Q&A With Alberto Tadiello
Can you tell me about your background? And what was the first artwork you made?
Alberto Tadiello. – I think it’s the same background of my generation’s one. It’s made of school, catechism, family, summer jobs, music lessons, a few mountain walks on Sundays, etc. When I was five, I drew a lion in a closet because I had broken a mirror and I wanted to fill the door remained white and empty. The lion was one and half meter tall. What fate the lion had, I really don’t know!
What is more important to you regarding your work: the process? The final visual outcome? The material? Or something else?
I find quite hard to get the proper answer. In some way, all is important. How ideas take shape. The process. The research. Some glances around. The persistency. The error. The system. Many dreams. Compromises. And the list could go on. But it’s a sort of “physical dimension” that seems to me most significant. It’s a basic ability, instinctive, directly linked to the stomach. A grip which makes a work a work of art. This is an aspect that gives me also a more accurate sense of my own limitations in respect to the work itself. It’s something that, in a certain sense, I can control and I cannot control. A challenge, that comes beyond my individual guidance and occurs between the work and the viewer. It’s a physical experience without any real contact involved. Like a “long-distance” electric shock.
The new body of works, the sand paper. I would love to know more about them.
Have you ever seen a blooming cherry tree? Have you ever dip your head inside its flowering? Did you ever look at a flower meadow from the ground level? Think of something feverish, vivid. Of a sanguineous temperament. Of incandescence. Of metal substances’ colours, becoming increasingly bright and hellish at elevated temperatures. Of sunspots. Imagine something that has to do with smog, pulverization, atomic shatter. And again, focus of something at its maximum point of brightness, of fullness. Just before crumbling away, reduced to dust. I believe that Pale carry all these elements and imageries inside. Technically, they consist at now of five framed sandpapers treated with waxes, glues, sprays and cosmetics. They show a vigorous amalgam of reds, magentas, carmines, blacks, crimsons, violets, plums, greys, burgundies, pinks, whites, browns. Golden slivers.

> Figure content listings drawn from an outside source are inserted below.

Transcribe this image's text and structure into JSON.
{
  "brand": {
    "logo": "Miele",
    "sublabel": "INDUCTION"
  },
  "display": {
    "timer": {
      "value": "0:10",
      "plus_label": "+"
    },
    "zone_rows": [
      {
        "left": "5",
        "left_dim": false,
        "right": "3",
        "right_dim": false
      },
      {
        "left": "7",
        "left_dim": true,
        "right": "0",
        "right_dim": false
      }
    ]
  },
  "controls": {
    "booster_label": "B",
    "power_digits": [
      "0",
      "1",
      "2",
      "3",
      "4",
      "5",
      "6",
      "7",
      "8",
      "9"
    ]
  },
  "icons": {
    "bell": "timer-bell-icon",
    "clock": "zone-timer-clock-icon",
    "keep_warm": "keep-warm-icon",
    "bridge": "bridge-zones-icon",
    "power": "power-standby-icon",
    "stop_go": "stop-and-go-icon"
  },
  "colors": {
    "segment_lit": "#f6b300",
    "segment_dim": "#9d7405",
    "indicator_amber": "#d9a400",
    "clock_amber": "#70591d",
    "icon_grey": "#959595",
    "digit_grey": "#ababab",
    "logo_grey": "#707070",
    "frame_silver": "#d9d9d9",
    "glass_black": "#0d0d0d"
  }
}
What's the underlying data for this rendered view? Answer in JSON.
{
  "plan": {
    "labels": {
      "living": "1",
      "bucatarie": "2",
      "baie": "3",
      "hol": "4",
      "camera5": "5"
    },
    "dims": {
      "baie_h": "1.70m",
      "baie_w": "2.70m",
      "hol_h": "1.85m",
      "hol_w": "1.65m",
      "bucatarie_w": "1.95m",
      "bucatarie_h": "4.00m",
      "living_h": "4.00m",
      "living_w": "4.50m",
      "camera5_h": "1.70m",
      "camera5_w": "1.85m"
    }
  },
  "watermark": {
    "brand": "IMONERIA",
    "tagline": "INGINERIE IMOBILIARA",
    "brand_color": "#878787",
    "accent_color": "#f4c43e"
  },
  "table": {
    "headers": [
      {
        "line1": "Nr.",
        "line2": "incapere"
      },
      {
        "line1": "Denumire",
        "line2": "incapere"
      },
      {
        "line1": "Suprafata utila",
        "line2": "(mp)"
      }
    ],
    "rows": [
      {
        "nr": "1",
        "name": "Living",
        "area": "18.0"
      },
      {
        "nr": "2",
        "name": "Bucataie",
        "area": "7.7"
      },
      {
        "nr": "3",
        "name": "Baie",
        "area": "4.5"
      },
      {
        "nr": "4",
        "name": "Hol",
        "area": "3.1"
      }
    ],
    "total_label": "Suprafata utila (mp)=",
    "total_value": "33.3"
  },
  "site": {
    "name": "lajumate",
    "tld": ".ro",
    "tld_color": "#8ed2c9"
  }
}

Your installations and sound. Can you tell us more about them?
I have always worked with sound, using it like a sculptural material. Over the past few years, I’ve mainly focussed my research on use and manipulation of very low and very high frequencies, vibrations, high-pitched whistles. These “polarities” interest me for a sort of epidermal effect, for the unavoidable sculptural result created by them inside an empty space. On a stage, just before a concert, there is a extremely strong energy. There are speakers, idle musical instruments, electric cables, … there is a deep aesthetic and visual component, impossible to ignore. I like to think it would be enough to increase the reverb, feedback and the output of the amplifier, and the stage could play by itself in a growing loop.
What influences you?
The Nature. Some days ago, I was climbing in the Dolomites area when I saw some particular lichens. You’ve to imagine a wrinkled lichen that forms rings and fragmented spots on vertical rocks, at high altitude. Their colour tells about extreme warmth and freeze, about South sunlight and centenarian snowfalls. In their reds and oranges appears a bit of yellow and brown, always leaving trace of an oxidize primeval shade. I keep thinking of this sort of fossil crystallization. Of these jewels, these dignified concretions. Of their minimum thickness that succeeds in tracing a script. This is just one of the images I’m taking along now.
Can you let us on some of your future projects, works?
Of course. I have in mind new sandpapers works. A great sculptural project that it’s hatching in the middle of the thoughts for a long time. And, in the meantime, the summer!